Berita Utama

Viral “Portal dan Kolam”, Warganet Usul Piara Ikan Mas di Pasar Simpong

Dukungan terhadap langkah pemerintah juga datang dari akun Iqbal Opa. Menurutnya, penataan Pasar Simpong tidak bisa hanya dibebankan kepada pemerintah, tetapi juga membutuhkan kesadaran pedagang dan masyarakat. “Butuh kerja sama semua yang terkait, utamanya dukungan masyarakat dan pedagang. Pedagang juga harus menempati tempat yang sudah disiapkan, sehingga sampah bisa terkontrol dan tidak menutupi drainase,” tulisnya.

Sementara akun Haryanto Haryanto menilai keberadaan portal justru merupakan bagian dari upaya modernisasi pengelolaan pasar. “Bagus itu portal. Fungsinya mengatur akses kendaraan, meningkatkan keamanan, dan membuat retribusi lebih transparan sebagai PAD. Jalan memang perlu dibenahi, tapi penataan parkir juga penting,” tulisnya.

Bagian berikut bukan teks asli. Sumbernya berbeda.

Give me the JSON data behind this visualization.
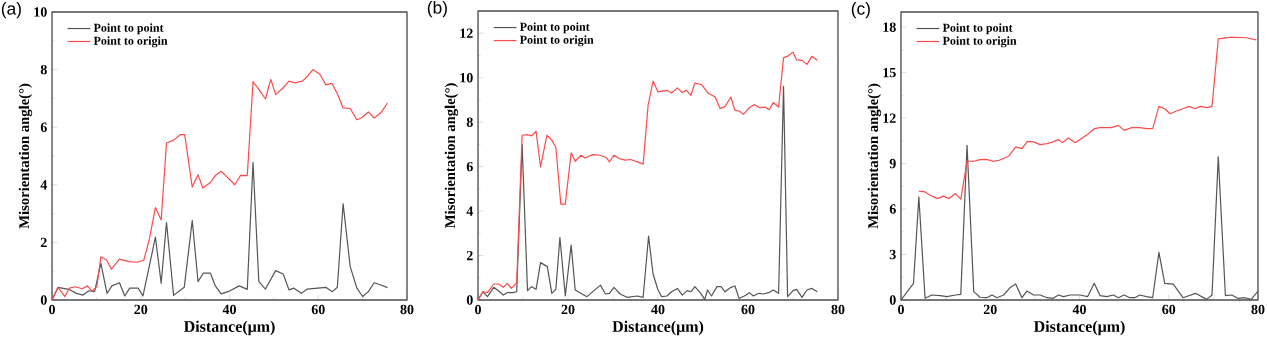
{
  "chart_data": [
    {
      "type": "line",
      "title": "(a)",
      "xlabel": "Distance(μm)",
      "ylabel": "Misorientation angle(°)",
      "xlim": [
        0,
        80
      ],
      "ylim": [
        0,
        10
      ],
      "xticks": [
        0,
        20,
        40,
        60,
        80
      ],
      "yticks": [
        0,
        2,
        4,
        6,
        8,
        10
      ],
      "legend": "top left",
      "series": [
        {
          "name": "Point to point",
          "color": "#555555",
          "x": [
            0,
            1.35,
            3.8,
            5.5,
            7,
            8.3,
            9.6,
            11,
            12.4,
            13.5,
            15.2,
            16.4,
            17.5,
            19.4,
            20.5,
            23.3,
            24.6,
            25.8,
            27.4,
            29.8,
            31.6,
            32.9,
            34.1,
            35.7,
            36.8,
            38.1,
            40,
            42.2,
            44,
            45.3,
            46.6,
            48.1,
            50.4,
            52.1,
            53.4,
            54.5,
            56.2,
            57.5,
            61.7,
            63.2,
            64.3,
            65.6,
            67.2,
            68.7,
            70,
            71.3,
            72.6,
            74.1,
            75.6
          ],
          "values": [
            0,
            0.44,
            0.37,
            0.23,
            0.17,
            0.32,
            0.29,
            1.28,
            0.23,
            0.49,
            0.6,
            0.14,
            0.41,
            0.41,
            0.14,
            2.18,
            0.58,
            2.69,
            0.16,
            0.44,
            2.76,
            0.64,
            0.93,
            0.93,
            0.49,
            0.21,
            0.31,
            0.49,
            0.37,
            4.78,
            0.64,
            0.38,
            1.02,
            0.9,
            0.35,
            0.41,
            0.23,
            0.38,
            0.44,
            0.29,
            0.44,
            3.34,
            1.16,
            0.41,
            0.12,
            0.29,
            0.6,
            0.52,
            0.43
          ]
        },
        {
          "name": "Point to origin",
          "color": "#ff4a4a",
          "x": [
            0,
            1.35,
            2.9,
            3.9,
            5.3,
            6.8,
            8,
            9,
            10.1,
            11,
            12.3,
            13.4,
            15.2,
            17.3,
            19.3,
            20.7,
            21.9,
            23.3,
            24.6,
            25.8,
            27.4,
            28.9,
            29.9,
            31.6,
            32.9,
            34,
            35.7,
            36.8,
            38.1,
            39.3,
            41.2,
            42.5,
            44,
            45.3,
            46.6,
            48.1,
            49.3,
            50.4,
            52.1,
            53.4,
            54.7,
            56.4,
            57.6,
            58.8,
            60.4,
            61.7,
            63.1,
            64.3,
            65.6,
            67.2,
            68.7,
            69.7,
            71.3,
            72.6,
            74.1,
            75.6
          ],
          "values": [
            0,
            0.44,
            0.12,
            0.41,
            0.46,
            0.39,
            0.49,
            0.31,
            0.46,
            1.5,
            1.39,
            1.07,
            1.42,
            1.33,
            1.31,
            1.39,
            2.09,
            3.21,
            2.78,
            5.45,
            5.55,
            5.74,
            5.74,
            3.92,
            4.35,
            3.89,
            4.08,
            4.32,
            4.47,
            4.29,
            4.0,
            4.33,
            4.32,
            7.58,
            7.31,
            6.98,
            7.66,
            7.13,
            7.37,
            7.6,
            7.54,
            7.6,
            7.77,
            8.0,
            7.83,
            7.47,
            7.52,
            7.16,
            6.67,
            6.65,
            6.26,
            6.32,
            6.53,
            6.32,
            6.5,
            6.84
          ]
        }
      ]
    },
    {
      "type": "line",
      "title": "(b)",
      "xlabel": "Distance(μm)",
      "ylabel": "Misorientation angle(°)",
      "xlim": [
        0,
        80
      ],
      "ylim": [
        0,
        13
      ],
      "xticks": [
        0,
        20,
        40,
        60,
        80
      ],
      "yticks": [
        0,
        2,
        4,
        6,
        8,
        10,
        12
      ],
      "legend": "top left",
      "series": [
        {
          "name": "Point to point",
          "color": "#555555",
          "x": [
            0,
            1.1,
            2.1,
            3.5,
            4.8,
            5.6,
            6.5,
            7.8,
            8.6,
            9.8,
            11,
            11.9,
            12.9,
            13.9,
            15.4,
            16.4,
            17.3,
            18.2,
            19.4,
            20.7,
            21.6,
            24.2,
            27.2,
            28.3,
            29.2,
            30.2,
            31.6,
            33.1,
            35.4,
            36.7,
            37.9,
            38.9,
            40,
            40.8,
            42,
            43,
            44.3,
            45.4,
            46.5,
            47.3,
            48.2,
            49.5,
            50.4,
            51,
            51.9,
            53.1,
            54,
            54.9,
            56.2,
            57.1,
            58,
            59.2,
            60.3,
            61.2,
            62.4,
            63.5,
            64.7,
            65.6,
            66.8,
            67.9,
            68.8,
            70,
            70.8,
            72,
            73.1,
            74.2,
            75.4
          ],
          "values": [
            0,
            0.37,
            0.15,
            0.57,
            0.37,
            0.22,
            0.33,
            0.33,
            0.37,
            7.0,
            0.42,
            0.6,
            0.48,
            1.68,
            1.5,
            0.3,
            0.48,
            2.81,
            0.18,
            2.47,
            0.45,
            0.15,
            0.67,
            0.27,
            0.3,
            0.57,
            0.27,
            0.12,
            0.18,
            0.12,
            2.87,
            1.17,
            0.45,
            0.15,
            0.18,
            0.37,
            0.52,
            0.22,
            0.42,
            0.37,
            0.6,
            0.3,
            0.03,
            0.45,
            0.18,
            0.6,
            0.6,
            0.37,
            0.57,
            0.63,
            0.07,
            0.18,
            0.33,
            0.18,
            0.3,
            0.27,
            0.34,
            0.45,
            0.3,
            9.61,
            0.15,
            0.42,
            0.48,
            0.12,
            0.45,
            0.52,
            0.37
          ]
        },
        {
          "name": "Point to origin",
          "color": "#ff4a4a",
          "x": [
            0,
            1.1,
            2.1,
            3.5,
            4.6,
            5.6,
            6.5,
            7.4,
            8.6,
            9.8,
            11,
            11.9,
            12.9,
            13.9,
            15.3,
            16.4,
            17.3,
            18.4,
            19.4,
            20.7,
            21.6,
            22.9,
            23.8,
            25.5,
            27.2,
            28.5,
            29.2,
            30.2,
            31.4,
            32.7,
            33.9,
            35.4,
            36.7,
            37.8,
            38.9,
            40,
            42,
            43,
            44.3,
            45.4,
            46.3,
            47.3,
            48.2,
            49.7,
            51.1,
            52.7,
            53.8,
            54.9,
            56.2,
            57.1,
            58,
            59,
            60.3,
            61.4,
            62.6,
            63.8,
            64.7,
            65.6,
            66.8,
            67.9,
            68.8,
            70,
            70.8,
            72,
            73.1,
            74.2,
            75.4
          ],
          "values": [
            0,
            0.37,
            0.33,
            0.72,
            0.72,
            0.57,
            0.75,
            0.52,
            0.78,
            7.41,
            7.44,
            7.38,
            7.59,
            5.99,
            7.41,
            7.19,
            6.86,
            4.31,
            4.31,
            6.62,
            6.24,
            6.51,
            6.39,
            6.54,
            6.51,
            6.41,
            6.21,
            6.51,
            6.36,
            6.29,
            6.32,
            6.21,
            6.11,
            8.76,
            9.85,
            9.36,
            9.43,
            9.31,
            9.54,
            9.33,
            9.43,
            9.21,
            9.76,
            9.69,
            9.31,
            9.13,
            8.61,
            8.71,
            9.13,
            8.53,
            8.5,
            8.35,
            8.65,
            8.79,
            8.65,
            8.68,
            8.56,
            8.88,
            8.68,
            10.9,
            10.96,
            11.15,
            10.8,
            10.78,
            10.6,
            10.96,
            10.78
          ]
        }
      ]
    },
    {
      "type": "line",
      "title": "(c)",
      "xlabel": "Distance(μm)",
      "ylabel": "Misorientation angle(°)",
      "xlim": [
        0,
        80
      ],
      "ylim": [
        0,
        19
      ],
      "xticks": [
        0,
        20,
        40,
        60,
        80
      ],
      "yticks": [
        0,
        3,
        6,
        9,
        12,
        15,
        18
      ],
      "legend": "top left",
      "series": [
        {
          "name": "Point to point",
          "color": "#555555",
          "x": [
            0,
            2.8,
            4,
            5.4,
            6.9,
            8.8,
            10.3,
            12.2,
            13.4,
            14.8,
            16.3,
            17.7,
            19.2,
            20.4,
            21.5,
            23,
            24.5,
            25.7,
            27.1,
            28.2,
            29.7,
            31.2,
            32.7,
            34.1,
            35.3,
            36.4,
            37.9,
            40.1,
            41.8,
            43.3,
            44.6,
            46.1,
            47.6,
            48.7,
            50,
            51.3,
            52.4,
            53.5,
            55,
            56.4,
            57.8,
            59.1,
            61,
            63.2,
            66,
            68.5,
            69.7,
            71.1,
            72.7,
            74.1,
            75.5,
            77,
            78.5,
            80
          ],
          "values": [
            0,
            1.1,
            6.8,
            0.11,
            0.33,
            0.29,
            0.22,
            0.33,
            0.37,
            10.2,
            0.55,
            0.18,
            0.15,
            0.33,
            0.15,
            0.33,
            0.83,
            1.05,
            0.15,
            0.59,
            0.33,
            0.33,
            0.15,
            0.11,
            0.33,
            0.22,
            0.33,
            0.33,
            0.22,
            1.1,
            0.29,
            0.22,
            0.33,
            0.15,
            0.33,
            0.15,
            0.15,
            0.33,
            0.22,
            0.15,
            3.14,
            1.1,
            1.05,
            0.15,
            0.44,
            0.04,
            0.33,
            9.44,
            0.29,
            0.33,
            0.11,
            0.15,
            0.04,
            0.59
          ]
        },
        {
          "name": "Point to origin",
          "color": "#ff4a4a",
          "x": [
            4,
            5.4,
            6.9,
            8.2,
            9.5,
            10.8,
            12.2,
            13.4,
            14.8,
            16.3,
            17.7,
            19.2,
            20.6,
            22,
            24.1,
            25.7,
            27.1,
            28.3,
            29.7,
            31.2,
            32.7,
            34.1,
            35.3,
            36.2,
            37.5,
            39,
            40.1,
            41.8,
            43.3,
            44.6,
            47.2,
            48.7,
            50,
            51.7,
            53.5,
            55,
            56.4,
            57.8,
            59.1,
            60.3,
            61.7,
            63.2,
            64.6,
            65.9,
            67.1,
            68.5,
            69.7,
            71.1,
            74.1,
            77.4,
            79.6
          ],
          "values": [
            7.18,
            7.13,
            6.85,
            6.69,
            6.85,
            6.69,
            7.02,
            6.65,
            9.17,
            9.15,
            9.26,
            9.28,
            9.15,
            9.22,
            9.48,
            10.1,
            9.99,
            10.47,
            10.43,
            10.25,
            10.32,
            10.43,
            10.58,
            10.38,
            10.69,
            10.38,
            10.58,
            10.91,
            11.3,
            11.37,
            11.37,
            11.52,
            11.19,
            11.37,
            11.37,
            11.3,
            11.3,
            12.77,
            12.62,
            12.29,
            12.47,
            12.62,
            12.77,
            12.62,
            12.77,
            12.69,
            12.77,
            17.23,
            17.34,
            17.3,
            17.16
          ]
        }
      ]
    }
  ]
}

Di sisi lain, sejumlah komentar tetap menekankan pentingnya pembenahan infrastruktur. Akun Aten menulis, “Pembenahan infrastruktur dulu baru portal agar tidak menuai beragam tanggapan dari masyarakat.”

Hal senada disampaikan Nonchy Madalis Noman yang berharap pemerintah memberi perhatian pada lampu penerangan, drainase, dan ruas jalan yang kerap tergenang air.

Fenomena ini menunjukkan polemik Pasar Simpong kini telah berkembang menjadi ruang diskusi publik yang lebih luas. Jika sebelumnya perdebatan berpusat pada portal parkir elektronik, kini perhatian masyarakat bergeser pada kondisi jalan, drainase, hingga kualitas infrastruktur penunjang pasar.